His sense of place is particular and effective: browns gone gray, the cold streets, in whatever room. He is, I think, attempting to counter the negative state of the dark weather, the cold, the crowd – made real by your absence and not you – with the necessity of the repeated “Your warm body”. The speaker’s voice is so inviting and real.

The poem begins and ends with rain – a metonymy for all that escapes us, not just sadness. The speaker’s life is weeping. Gilbert writes:

I have been easy with trees
Too long.
Too familiar with mountains.
Joy has been a habit.

Easy, familiar, habit. Our lives settle into their expected motions. Time drifts. Suddenly – the rain. And Gilbert moves the reader to a deeper level. “This rain,” he writes, leaving us there on the page – connected to loss in a wholly specific yet universal way.

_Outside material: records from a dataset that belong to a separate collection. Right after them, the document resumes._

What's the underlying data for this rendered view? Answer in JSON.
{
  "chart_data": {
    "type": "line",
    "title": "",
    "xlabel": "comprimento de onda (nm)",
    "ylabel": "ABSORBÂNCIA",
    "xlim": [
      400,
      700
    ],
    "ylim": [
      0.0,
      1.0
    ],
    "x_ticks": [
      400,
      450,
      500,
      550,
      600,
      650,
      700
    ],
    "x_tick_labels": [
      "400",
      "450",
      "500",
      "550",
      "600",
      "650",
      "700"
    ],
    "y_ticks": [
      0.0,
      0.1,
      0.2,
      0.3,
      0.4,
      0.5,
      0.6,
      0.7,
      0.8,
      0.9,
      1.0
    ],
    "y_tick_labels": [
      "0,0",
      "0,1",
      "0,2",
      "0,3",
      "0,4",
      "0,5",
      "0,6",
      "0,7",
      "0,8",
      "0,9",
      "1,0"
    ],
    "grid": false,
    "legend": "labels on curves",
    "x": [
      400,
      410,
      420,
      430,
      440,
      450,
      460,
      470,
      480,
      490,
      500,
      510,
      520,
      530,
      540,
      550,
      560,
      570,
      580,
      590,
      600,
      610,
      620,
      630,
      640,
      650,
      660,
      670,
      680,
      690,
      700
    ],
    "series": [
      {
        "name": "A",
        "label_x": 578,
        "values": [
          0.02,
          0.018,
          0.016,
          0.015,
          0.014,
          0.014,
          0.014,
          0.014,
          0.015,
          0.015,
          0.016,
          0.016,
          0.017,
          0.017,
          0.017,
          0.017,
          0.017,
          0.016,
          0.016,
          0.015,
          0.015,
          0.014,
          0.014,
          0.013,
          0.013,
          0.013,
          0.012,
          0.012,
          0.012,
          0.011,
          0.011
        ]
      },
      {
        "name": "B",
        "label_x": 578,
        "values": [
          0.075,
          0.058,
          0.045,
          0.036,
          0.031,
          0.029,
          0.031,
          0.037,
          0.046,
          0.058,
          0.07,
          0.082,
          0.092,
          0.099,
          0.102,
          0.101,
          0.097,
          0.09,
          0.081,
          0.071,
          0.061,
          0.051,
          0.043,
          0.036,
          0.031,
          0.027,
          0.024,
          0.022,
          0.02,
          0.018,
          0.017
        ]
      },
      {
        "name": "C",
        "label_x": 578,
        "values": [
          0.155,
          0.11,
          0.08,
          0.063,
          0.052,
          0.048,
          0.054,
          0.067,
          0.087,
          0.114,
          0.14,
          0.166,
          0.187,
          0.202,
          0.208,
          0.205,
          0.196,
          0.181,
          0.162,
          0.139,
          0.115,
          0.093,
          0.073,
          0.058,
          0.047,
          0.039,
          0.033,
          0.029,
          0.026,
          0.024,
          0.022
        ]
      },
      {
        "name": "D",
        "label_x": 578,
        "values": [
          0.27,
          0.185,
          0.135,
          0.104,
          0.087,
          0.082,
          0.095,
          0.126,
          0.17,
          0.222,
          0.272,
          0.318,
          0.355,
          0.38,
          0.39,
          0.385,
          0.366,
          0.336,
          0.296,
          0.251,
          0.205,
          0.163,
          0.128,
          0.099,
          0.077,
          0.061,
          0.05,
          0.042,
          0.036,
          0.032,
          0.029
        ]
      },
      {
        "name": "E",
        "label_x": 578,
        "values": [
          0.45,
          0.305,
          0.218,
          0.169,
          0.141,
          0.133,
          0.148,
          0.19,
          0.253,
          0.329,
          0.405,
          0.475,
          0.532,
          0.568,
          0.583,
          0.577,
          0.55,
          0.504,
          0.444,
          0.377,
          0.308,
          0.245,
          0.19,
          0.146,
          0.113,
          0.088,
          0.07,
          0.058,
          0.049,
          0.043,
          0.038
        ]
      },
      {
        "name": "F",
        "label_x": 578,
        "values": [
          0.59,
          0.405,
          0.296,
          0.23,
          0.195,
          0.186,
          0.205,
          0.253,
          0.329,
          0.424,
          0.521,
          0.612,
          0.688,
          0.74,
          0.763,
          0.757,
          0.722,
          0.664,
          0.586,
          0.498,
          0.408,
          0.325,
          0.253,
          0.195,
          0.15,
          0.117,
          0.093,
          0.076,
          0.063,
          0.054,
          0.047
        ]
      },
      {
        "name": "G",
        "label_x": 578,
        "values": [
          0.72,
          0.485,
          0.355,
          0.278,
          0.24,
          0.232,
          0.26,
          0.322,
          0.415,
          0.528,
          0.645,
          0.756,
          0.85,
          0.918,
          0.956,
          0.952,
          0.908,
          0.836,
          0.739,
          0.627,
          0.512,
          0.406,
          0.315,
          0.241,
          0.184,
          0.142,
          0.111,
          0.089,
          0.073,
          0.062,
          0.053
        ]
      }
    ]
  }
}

Gilbert has so many great works that settling into one is no practical task. Open any book to any page, and your world will tremble.

7 comments:

Sandra said...

What a beautiful last line to your post. I love Gilbert's work. Thanks for sharing the poem.

Collin Kelley said...

I agree with Sandra.

Great choice...of poem and your words.

sam of the ten thousand things said...

Thanks Sandra and Collin for the comments. Gilbert is wonderful. I've gained so much from reading him.

Suzanne said...

I keep coming back to this Sam. Thanks.

C. E. Chaffin said...

God, this reminds me so much of the early Strand, "Keeping Things Whole." I wonder if Gilbert had an influence on Mark. Wonderful clarity and brevity here.

LKD said...

"Joy has been a habit."

I'll probably carry that line around inside me for the rest of my life.

It reminds me very much of Kenyon's line, which I also carry with me everywhere I go:

"There are keener sorrows than these."

There have been a few times in the last few years during which I've toyed with the idea of having a few lines of poetry tatttooed on my body, on my wrist or ankle, or the back of my neck. "I have been too easy with the trees to long" is mighty tempting.

Thanks for posting this and all the poems you post, sir.

They feed me.

sam of the ten thousand things said...

Thanks for the read Suzanne. Glad you like the Gilbert piece. And CE, I have no doubt that Strand was influenced by Gilbert. I agree with you about the lines, Laurel. "I have been easy with trees / Too long" is such an amazing notion.